Мужчин, между тем, вокруг значительно прибавлялось. Она и раньше никогда не испытывала в них нужды: в театральных труппах их всегда было в соотношении два к одному, а теперь и вовсе становилось все больше вопреки жалобам одиноких баб: вот , мол, всех уже разобрали.
Заскребыш понимала, что она легкомысленна и влюблялась раз за разом на всю катушку, но на каком -то этапе между ней и избранником возникала другая женщина. Как черт из табакерки и, как правило, блондинка.

Брюнетка, в свою очередь, сопоставив все за и против, утирала  нос и, недолго думая, отдавала объект обожания той, кому он был больше нужен. Спустя время непременно благодарила разлучницу за то, что та  избавила ее от бесполезных хлопот.
Оставшись одна, принималась за дела по хозяйству, выбрасывала хлам, и уж потом, словно очистившись от угара, ругала себя на чем свет держится за потерянное время, чувствуя, однако, на душе громадное облегчение. Она совсем не хотела желать ничего чужого и, похоже, взяла себе это за правило еще задолго до своего рождения.
Пушок на щеках Гуляки напоминал о себе и она сердилась на себя за то, что никто не может сравнится с образом. который пристал к ней прочно и надолго. Между тем объект познания не собирался просто так бездарно занимать ее мысли и время, как другие. Всплывала то одна, то другая черта характера, особенности творчества, поступки жизни говорили сами за себя. Воспоминаниям современников она не верила, считая враньем, как вдруг одна особенность его картин удивила ее чрезвычайно.
Так как же все эти воспоминания еще живущих, в отличие от него, современников, когда художник не оставил ни одного ню? Глупо думать, что у него не было для этого никакого повода. Сцены, портреты, пейзажи, даже исповедь. Для чего и кого он рисовал себя в моменты, где льется отчаянное разложение, гнилые краски с листа.
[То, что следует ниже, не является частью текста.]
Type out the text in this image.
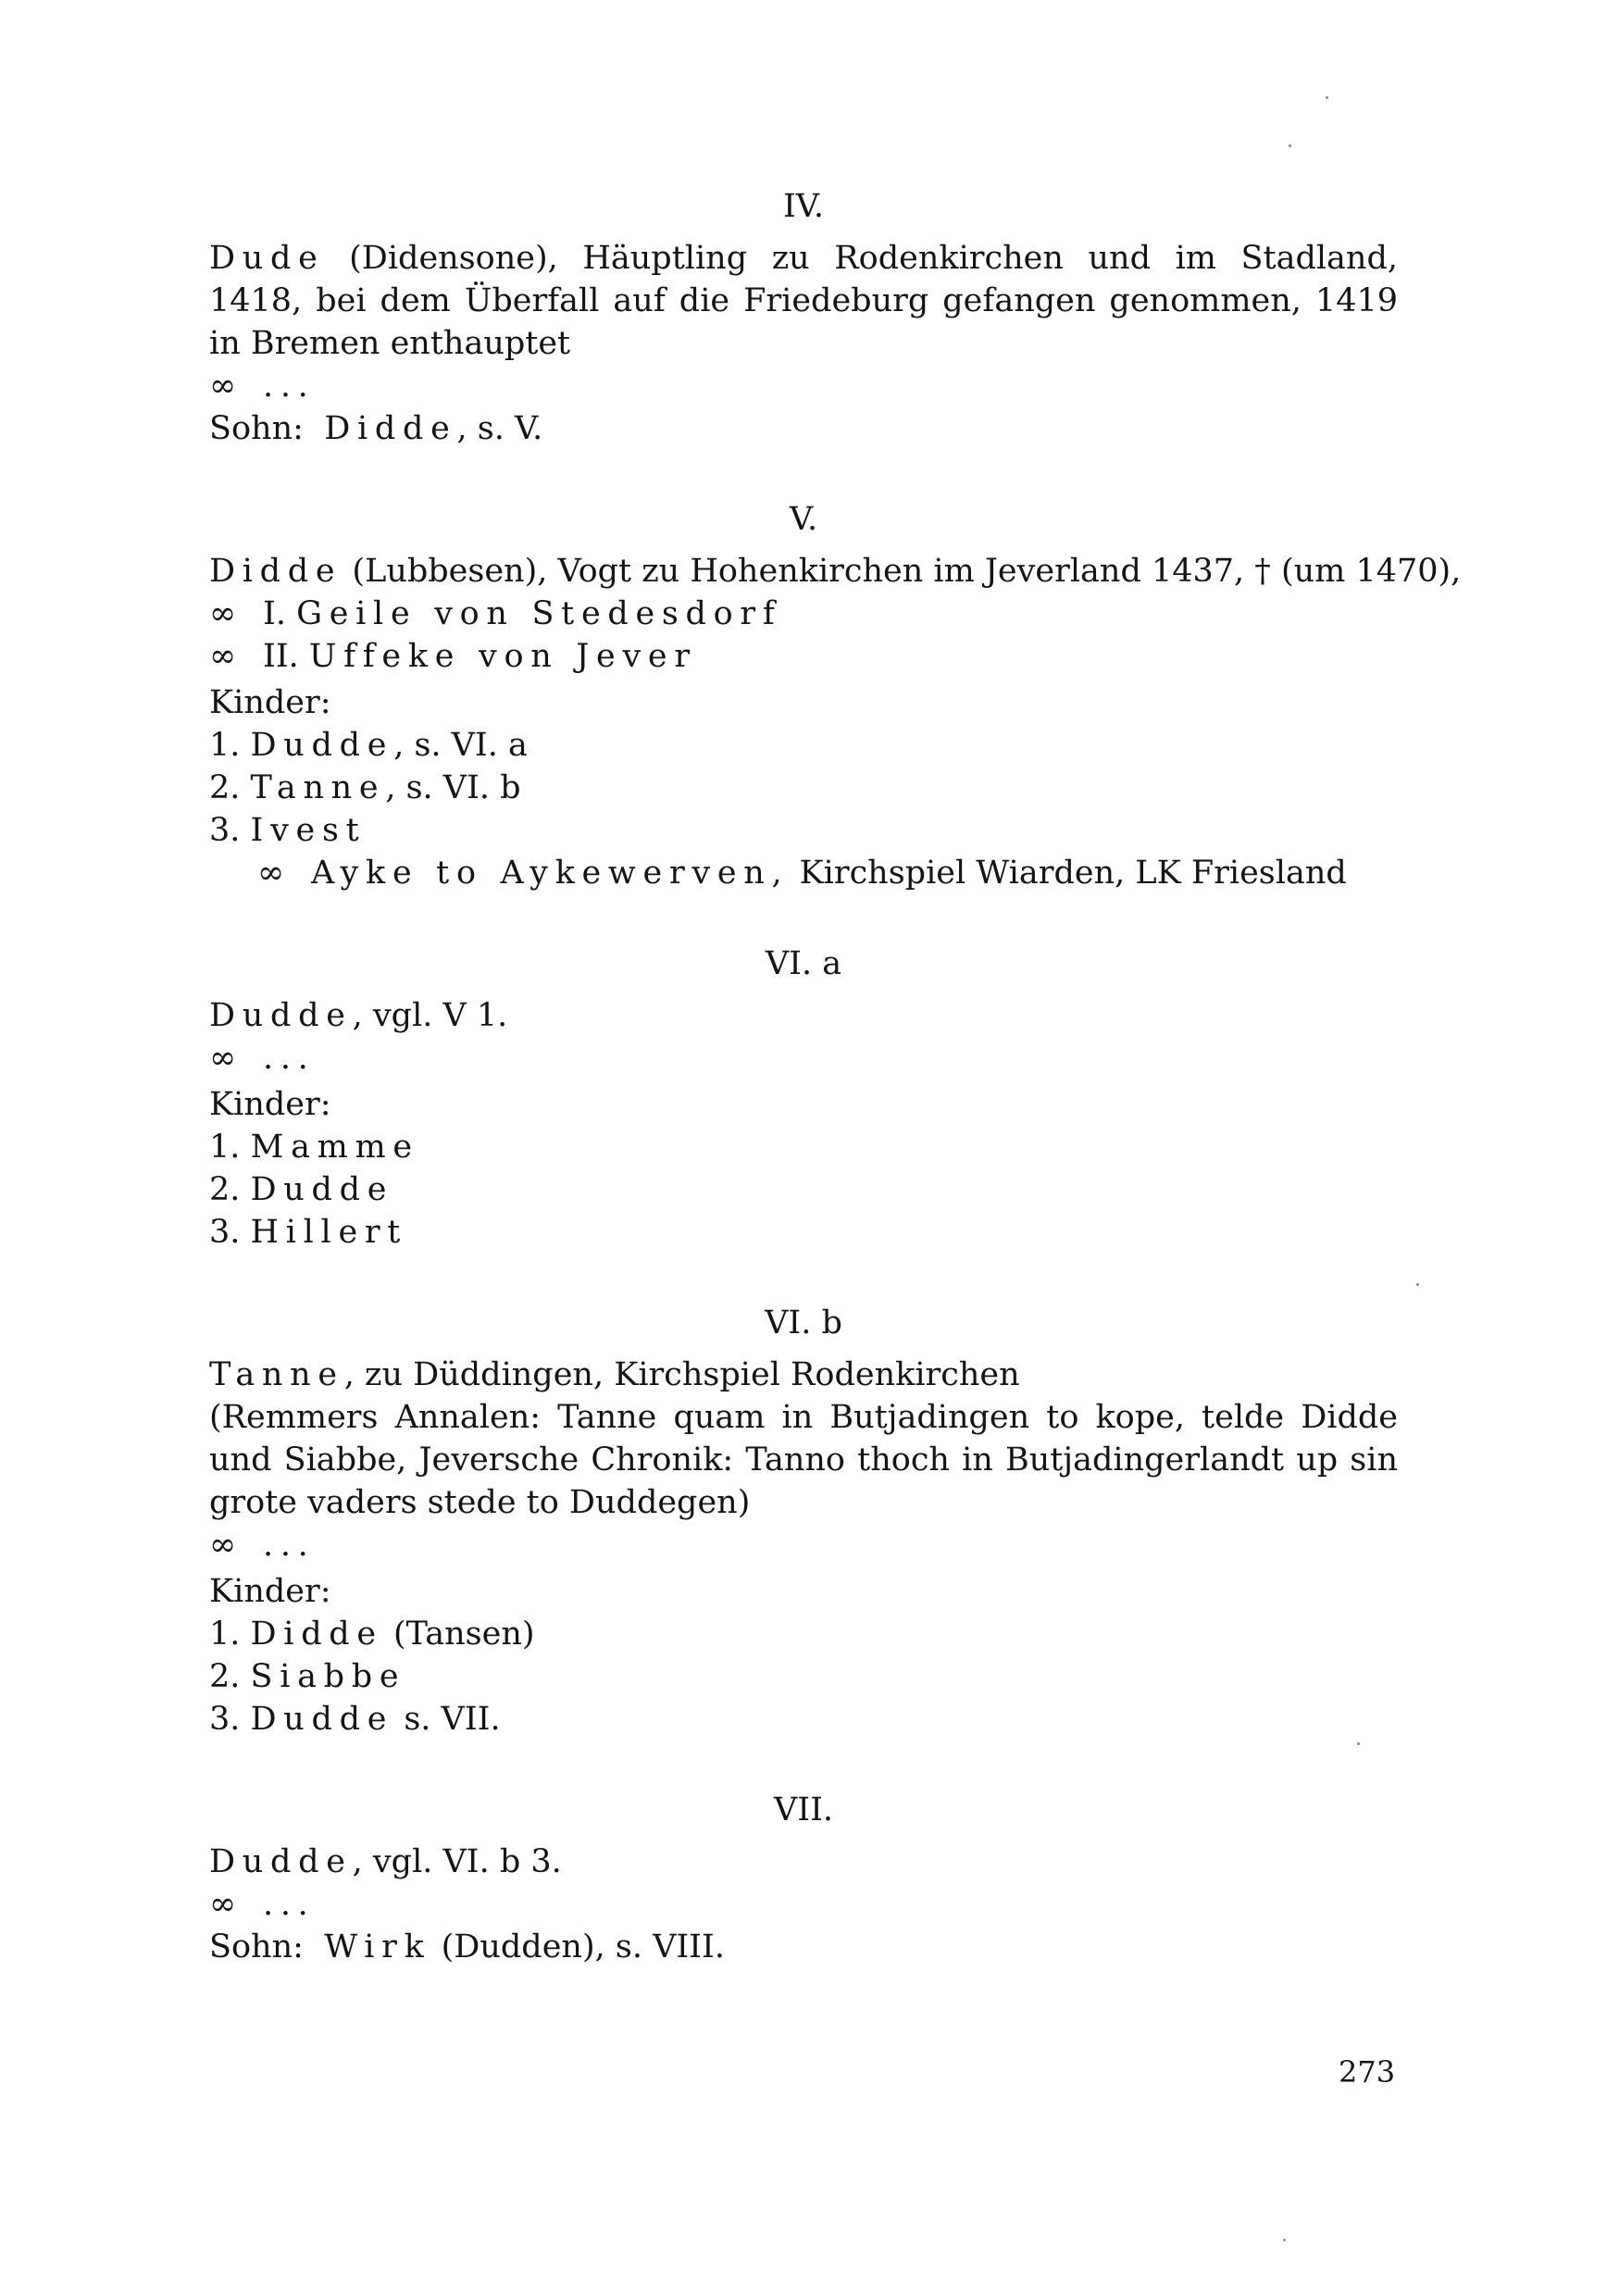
IV.

Dude (Didensone), Häuptling zu Rodenkirchen und im Stadland, 1418, bei dem Überfall auf die Friedeburg gefangen genommen, 1419 in Bremen enthauptet

∞ ...

Sohn: Didde, s. V.

V.

Didde (Lubbesen), Vogt zu Hohenkirchen im Jeverland 1437, † (um 1470),

∞ I. Geile von Stedesdorf

∞ II. Uffeke von Jever

Kinder:

1. Dudde, s. VI. a

2. Tanne, s. VI. b

3. Ivest

∞ Ayke to Aykewerven, Kirchspiel Wiarden, LK Friesland

VI. a

Dudde, vgl. V 1.

∞ ...

Kinder:

1. Mamme

2. Dudde

3. Hillert

VI. b

Tanne, zu Düddingen, Kirchspiel Rodenkirchen

(Remmers Annalen: Tanne quam in Butjadingen to kope, telde Didde und Siabbe, Jeversche Chronik: Tanno thoch in Butjadingerlandt up sin grote vaders stede to Duddegen)

∞ ...

Kinder:

1. Didde (Tansen)

2. Siabbe

3. Dudde s. VII.

VII.

Dudde, vgl. VI. b 3.

∞ ...

Sohn: Wirk (Dudden), s. VIII.

273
Заскребыш перебирала в памяти разные лица, им нарисованные, и вдруг, разозлившись не столько на него, сколько на себя, рявкнула,  помянувши того, кого не поминают на ночь. И про белобрысого человека  вырвалось: "Ааа, да ты был ангел!" Возмутилась, мол, раскусила его наконец:  что он был чист, как в первый день творения и все, что говорили доброго и хорошего - есть самая настоящая правда.
Еще почему он к ней привязался. Ха! Да это она прилипла к нему как банный лист. Потому, что сколько бы она не обошла дорог, скольким мужчинам и женщинам не заглянула в глаза - вряд ли встретит художника нужного ей по пониманию и нраву. Это она, ее дерзкая воля вытащила его неизвестно откуда, перетряхнула прошлое и будущее, навесила ему саму себя и приняла его на работу в качестве ангела. Он им и стал.
Бедняга, думала она про него, сколько ему от нее досталось, и неожиданно расхохоталась от всей души во весь голос, как ведьма, несущаяся словно птица по воздуху над землей и водой в праздничную ночь на Ивана Купала от того, что ему не нашлось места на небесах. Это очень нехорошо - стыдила себя ее другая сторона, но она ничего не испытывала кроме веселья и радости. Дурацкая смешинка подсказывала, отныне пока она здесь - он здесь, как тот огромный светлый пес, которого видит  во сне. Лежит у ног, а она нет-нет, да и заденет случайно его рукой по уху. Не то, чтобы уж больно, а все же без почтения к  серьезному виду, размеру и весу. Пес и вправду огромный, словно это и не пес вовсе. Он так ее и не бросил, этот факт заинтересовал ее чрезвычайно: что кто-то, быть может,  может быть вернее, чем она сама.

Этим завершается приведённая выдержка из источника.